Cloud-scale training.

A hybrid architecture that keeps data processing local and private, while leveraging cloud GPU/TPU infrastructure for model training and evaluation.

System Overview

The system is divided into three layers, each with a clear responsibility boundary.

Local AI Inference

On-device models handle data parsing, classification, and real-time reasoning. Sensitive data stays on the user's hardware. Optimized for consumer-grade GPUs and Apple Silicon.

Agent & Tool Execution

Autonomous agents coordinate multi-step workflows through a structured tool interface. Each tool call is logged and auditable. Agents run locally alongside the inference layer.

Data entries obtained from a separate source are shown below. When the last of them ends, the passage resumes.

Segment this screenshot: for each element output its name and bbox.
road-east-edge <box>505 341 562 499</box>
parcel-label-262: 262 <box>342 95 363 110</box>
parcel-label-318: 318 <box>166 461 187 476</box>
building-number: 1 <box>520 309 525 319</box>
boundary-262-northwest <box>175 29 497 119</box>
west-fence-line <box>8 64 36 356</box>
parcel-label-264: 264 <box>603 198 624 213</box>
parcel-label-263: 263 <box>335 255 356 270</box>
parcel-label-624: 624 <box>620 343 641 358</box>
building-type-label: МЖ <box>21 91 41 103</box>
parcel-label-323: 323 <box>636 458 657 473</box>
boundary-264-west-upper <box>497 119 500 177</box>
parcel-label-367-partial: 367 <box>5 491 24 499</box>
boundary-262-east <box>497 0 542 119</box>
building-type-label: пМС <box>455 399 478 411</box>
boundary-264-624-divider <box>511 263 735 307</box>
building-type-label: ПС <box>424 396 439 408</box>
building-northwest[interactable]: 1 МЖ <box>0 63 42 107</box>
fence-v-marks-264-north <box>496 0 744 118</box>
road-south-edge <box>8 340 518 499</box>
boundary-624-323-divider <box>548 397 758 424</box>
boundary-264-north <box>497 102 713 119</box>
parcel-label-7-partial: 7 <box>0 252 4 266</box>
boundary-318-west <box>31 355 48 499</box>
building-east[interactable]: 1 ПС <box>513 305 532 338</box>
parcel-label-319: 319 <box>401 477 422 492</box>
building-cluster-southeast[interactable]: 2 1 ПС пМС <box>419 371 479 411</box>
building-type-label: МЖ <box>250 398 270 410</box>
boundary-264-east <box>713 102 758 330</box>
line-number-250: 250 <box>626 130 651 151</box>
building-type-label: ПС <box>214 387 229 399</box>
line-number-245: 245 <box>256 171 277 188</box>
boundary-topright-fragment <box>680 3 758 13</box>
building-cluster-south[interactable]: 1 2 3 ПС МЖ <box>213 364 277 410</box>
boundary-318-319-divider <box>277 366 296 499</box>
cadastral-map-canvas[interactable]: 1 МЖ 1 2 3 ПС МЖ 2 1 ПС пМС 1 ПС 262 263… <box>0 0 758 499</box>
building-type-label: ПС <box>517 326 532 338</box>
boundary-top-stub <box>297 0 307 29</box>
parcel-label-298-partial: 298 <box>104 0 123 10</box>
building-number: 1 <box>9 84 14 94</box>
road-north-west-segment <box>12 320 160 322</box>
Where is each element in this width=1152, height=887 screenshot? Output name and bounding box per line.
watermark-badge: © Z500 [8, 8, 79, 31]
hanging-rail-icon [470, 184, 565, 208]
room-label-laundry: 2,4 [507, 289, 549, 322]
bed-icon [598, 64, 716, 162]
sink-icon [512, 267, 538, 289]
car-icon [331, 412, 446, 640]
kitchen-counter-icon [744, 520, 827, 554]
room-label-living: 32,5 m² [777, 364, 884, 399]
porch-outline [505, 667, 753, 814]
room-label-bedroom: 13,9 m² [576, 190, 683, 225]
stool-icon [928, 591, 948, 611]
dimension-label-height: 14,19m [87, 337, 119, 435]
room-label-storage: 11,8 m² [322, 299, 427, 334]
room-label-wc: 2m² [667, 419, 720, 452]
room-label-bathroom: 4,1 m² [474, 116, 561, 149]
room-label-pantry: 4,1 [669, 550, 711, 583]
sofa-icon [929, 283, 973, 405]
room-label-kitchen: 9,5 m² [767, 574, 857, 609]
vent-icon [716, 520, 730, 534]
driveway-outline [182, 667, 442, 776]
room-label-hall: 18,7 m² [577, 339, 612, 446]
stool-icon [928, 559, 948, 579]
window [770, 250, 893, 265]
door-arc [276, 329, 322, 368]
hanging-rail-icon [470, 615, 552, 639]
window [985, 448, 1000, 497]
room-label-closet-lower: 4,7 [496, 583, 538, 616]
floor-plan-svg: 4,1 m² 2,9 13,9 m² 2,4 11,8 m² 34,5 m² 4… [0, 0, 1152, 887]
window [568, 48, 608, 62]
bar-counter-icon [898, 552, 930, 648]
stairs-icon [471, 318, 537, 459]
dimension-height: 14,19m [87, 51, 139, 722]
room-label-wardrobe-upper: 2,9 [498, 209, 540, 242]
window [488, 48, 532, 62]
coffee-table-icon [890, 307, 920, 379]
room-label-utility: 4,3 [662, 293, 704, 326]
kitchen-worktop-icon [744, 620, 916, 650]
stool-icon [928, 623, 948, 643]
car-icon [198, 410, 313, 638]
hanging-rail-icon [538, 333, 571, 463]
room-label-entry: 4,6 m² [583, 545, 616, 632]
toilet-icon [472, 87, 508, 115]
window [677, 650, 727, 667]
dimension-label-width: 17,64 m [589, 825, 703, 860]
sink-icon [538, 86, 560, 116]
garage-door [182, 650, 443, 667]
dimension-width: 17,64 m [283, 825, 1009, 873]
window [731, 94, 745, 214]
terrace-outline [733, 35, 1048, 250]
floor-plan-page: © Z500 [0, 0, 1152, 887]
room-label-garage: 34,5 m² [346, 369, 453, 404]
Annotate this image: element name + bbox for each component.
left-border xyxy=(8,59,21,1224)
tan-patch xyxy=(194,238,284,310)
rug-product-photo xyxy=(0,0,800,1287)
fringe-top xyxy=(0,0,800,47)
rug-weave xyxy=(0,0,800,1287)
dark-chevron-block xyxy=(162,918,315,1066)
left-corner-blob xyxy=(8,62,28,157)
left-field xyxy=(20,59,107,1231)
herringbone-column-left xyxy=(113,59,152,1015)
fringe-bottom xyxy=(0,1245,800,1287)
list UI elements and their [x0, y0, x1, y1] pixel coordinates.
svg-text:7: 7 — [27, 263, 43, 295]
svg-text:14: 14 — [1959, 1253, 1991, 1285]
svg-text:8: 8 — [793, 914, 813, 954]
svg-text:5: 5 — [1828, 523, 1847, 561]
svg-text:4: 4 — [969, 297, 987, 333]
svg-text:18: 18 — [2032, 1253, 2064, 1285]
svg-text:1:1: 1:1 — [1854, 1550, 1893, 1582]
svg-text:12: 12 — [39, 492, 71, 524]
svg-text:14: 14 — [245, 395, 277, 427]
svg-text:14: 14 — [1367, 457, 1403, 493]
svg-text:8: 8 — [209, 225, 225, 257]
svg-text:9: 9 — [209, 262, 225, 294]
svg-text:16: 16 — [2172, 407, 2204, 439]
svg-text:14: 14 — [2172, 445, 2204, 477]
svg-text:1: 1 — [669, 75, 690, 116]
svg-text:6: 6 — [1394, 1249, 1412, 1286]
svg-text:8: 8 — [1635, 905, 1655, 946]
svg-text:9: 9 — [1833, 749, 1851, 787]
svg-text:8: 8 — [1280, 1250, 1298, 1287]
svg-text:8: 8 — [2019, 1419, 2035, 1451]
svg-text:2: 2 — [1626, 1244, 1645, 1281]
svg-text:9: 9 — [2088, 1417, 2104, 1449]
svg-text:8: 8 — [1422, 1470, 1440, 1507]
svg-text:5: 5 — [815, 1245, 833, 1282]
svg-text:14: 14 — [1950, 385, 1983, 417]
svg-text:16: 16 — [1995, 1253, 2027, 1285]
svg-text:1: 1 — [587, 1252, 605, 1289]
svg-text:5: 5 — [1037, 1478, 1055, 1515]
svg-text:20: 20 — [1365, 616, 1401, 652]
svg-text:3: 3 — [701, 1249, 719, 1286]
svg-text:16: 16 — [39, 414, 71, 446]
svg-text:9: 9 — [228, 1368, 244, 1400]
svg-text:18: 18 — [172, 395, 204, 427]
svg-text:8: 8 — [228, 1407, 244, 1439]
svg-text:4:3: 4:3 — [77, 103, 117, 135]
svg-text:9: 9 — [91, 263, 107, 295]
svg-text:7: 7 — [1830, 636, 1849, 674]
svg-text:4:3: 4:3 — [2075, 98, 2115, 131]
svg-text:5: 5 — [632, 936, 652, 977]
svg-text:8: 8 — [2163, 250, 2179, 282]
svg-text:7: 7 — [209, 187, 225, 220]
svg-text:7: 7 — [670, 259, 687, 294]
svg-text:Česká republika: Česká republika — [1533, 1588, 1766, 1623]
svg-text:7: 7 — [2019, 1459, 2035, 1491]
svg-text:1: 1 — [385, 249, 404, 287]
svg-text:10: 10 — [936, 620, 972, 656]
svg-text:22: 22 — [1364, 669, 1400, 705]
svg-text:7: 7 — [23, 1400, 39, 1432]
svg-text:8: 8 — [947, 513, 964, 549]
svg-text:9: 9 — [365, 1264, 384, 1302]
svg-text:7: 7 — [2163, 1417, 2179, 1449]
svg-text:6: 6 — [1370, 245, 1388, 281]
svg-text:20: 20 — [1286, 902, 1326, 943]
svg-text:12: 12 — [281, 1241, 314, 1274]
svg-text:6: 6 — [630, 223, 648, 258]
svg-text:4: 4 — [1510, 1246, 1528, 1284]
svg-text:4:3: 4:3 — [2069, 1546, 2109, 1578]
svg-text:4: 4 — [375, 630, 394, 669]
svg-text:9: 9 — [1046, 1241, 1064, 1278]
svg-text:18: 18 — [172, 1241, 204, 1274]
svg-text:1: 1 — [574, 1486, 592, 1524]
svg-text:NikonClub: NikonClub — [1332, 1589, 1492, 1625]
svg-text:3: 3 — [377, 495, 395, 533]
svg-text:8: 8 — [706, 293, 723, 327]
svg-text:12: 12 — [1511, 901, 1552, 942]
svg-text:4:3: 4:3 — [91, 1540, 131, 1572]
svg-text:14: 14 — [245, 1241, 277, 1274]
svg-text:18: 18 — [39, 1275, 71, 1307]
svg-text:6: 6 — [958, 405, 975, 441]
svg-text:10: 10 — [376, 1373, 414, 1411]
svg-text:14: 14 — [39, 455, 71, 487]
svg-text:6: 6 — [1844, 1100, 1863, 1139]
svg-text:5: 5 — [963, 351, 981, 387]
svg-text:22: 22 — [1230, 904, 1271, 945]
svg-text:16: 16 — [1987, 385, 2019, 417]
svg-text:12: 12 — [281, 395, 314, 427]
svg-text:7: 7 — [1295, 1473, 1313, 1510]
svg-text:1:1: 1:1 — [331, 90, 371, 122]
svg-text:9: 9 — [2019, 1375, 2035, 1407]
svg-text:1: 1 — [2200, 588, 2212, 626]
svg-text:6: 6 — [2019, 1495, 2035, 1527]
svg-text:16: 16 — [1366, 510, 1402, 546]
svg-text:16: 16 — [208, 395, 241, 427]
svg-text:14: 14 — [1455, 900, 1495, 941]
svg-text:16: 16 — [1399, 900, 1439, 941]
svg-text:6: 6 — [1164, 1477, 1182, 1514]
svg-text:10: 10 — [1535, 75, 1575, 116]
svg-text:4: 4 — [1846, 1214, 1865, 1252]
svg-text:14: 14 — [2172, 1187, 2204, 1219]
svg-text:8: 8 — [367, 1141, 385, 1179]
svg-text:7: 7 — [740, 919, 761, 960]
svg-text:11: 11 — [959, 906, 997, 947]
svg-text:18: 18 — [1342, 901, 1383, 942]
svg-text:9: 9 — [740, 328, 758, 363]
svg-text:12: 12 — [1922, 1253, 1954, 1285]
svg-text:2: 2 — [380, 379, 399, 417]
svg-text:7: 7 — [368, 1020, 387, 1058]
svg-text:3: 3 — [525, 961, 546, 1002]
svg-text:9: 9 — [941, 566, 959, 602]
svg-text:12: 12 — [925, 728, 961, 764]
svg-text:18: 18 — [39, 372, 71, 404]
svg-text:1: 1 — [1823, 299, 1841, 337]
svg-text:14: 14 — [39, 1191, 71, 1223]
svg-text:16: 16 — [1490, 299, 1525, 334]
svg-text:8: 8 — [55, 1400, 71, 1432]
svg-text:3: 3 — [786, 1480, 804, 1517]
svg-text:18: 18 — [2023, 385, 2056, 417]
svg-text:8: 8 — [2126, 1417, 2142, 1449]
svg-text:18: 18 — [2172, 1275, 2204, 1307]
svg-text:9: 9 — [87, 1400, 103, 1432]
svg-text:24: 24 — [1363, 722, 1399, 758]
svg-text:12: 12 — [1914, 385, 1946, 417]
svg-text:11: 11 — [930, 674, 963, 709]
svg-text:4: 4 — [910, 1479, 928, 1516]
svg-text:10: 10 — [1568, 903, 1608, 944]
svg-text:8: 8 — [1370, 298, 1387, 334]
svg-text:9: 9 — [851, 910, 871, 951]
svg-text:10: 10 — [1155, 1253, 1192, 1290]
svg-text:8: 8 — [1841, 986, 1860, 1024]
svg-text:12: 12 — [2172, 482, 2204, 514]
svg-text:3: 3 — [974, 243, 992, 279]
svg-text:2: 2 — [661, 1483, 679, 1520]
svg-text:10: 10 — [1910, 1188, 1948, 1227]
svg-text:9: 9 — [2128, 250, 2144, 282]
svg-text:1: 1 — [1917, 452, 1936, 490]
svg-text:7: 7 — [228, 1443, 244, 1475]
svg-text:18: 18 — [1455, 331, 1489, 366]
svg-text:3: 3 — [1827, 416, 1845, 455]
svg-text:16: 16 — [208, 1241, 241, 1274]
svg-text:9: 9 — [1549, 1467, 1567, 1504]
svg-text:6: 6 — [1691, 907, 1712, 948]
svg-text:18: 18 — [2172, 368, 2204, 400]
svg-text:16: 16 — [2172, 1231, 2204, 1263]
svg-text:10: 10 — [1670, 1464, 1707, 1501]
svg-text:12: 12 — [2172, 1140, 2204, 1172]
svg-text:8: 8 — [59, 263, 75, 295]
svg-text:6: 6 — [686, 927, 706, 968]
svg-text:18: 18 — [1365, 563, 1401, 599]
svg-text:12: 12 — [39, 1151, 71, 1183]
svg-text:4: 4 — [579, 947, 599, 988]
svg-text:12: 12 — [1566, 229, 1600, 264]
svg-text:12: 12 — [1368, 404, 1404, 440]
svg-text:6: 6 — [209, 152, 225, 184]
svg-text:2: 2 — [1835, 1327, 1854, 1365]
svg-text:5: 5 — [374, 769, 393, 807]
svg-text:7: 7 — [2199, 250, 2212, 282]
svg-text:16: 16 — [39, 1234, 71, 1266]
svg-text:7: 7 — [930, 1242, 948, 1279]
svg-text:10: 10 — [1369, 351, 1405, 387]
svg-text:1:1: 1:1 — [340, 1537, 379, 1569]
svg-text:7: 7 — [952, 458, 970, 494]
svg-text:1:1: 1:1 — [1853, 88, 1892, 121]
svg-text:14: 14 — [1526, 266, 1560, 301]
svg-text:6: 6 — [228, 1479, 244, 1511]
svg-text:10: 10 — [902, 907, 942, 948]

Cloud Training & Evaluation

Model fine-tuning, evaluation, and iteration run on cloud GPU/TPU infrastructure. Training workloads require high-throughput compute that benefits from elastic cloud scaling.

Why This Split

Privacy: User data is processed locally. No raw data is sent to the cloud during normal operation.
Performance: Local inference eliminates network latency for interactive workflows. Results are immediate.
Training at scale: Iterative model training requires GPU/TPU clusters that are impractical to run on consumer hardware. Cloud infrastructure provides the compute density needed for rapid experimentation cycles.
Cost efficiency: Cloud resources are used only for training and evaluation — bursty, time-bounded workloads that benefit from elastic provisioning rather than always-on infrastructure.

Cloud Infrastructure

Training and evaluation workloads run on Google Cloud Platform:

GPU/TPU compute for model fine-tuning and iterative training runs
Managed storage for training datasets and model artifacts
Evaluation pipelines for automated model quality benchmarking
Elastic scaling to match training workload demands without fixed infrastructure costs

Design Principles

Separation of concerns: Inference, execution, and training are independent layers with well-defined interfaces.
Data minimization: Only anonymized training signals — not raw user data — are used in cloud training pipelines.
Auditability: Every agent action and tool invocation is logged with full provenance.

Local inference. Cloud-scale training.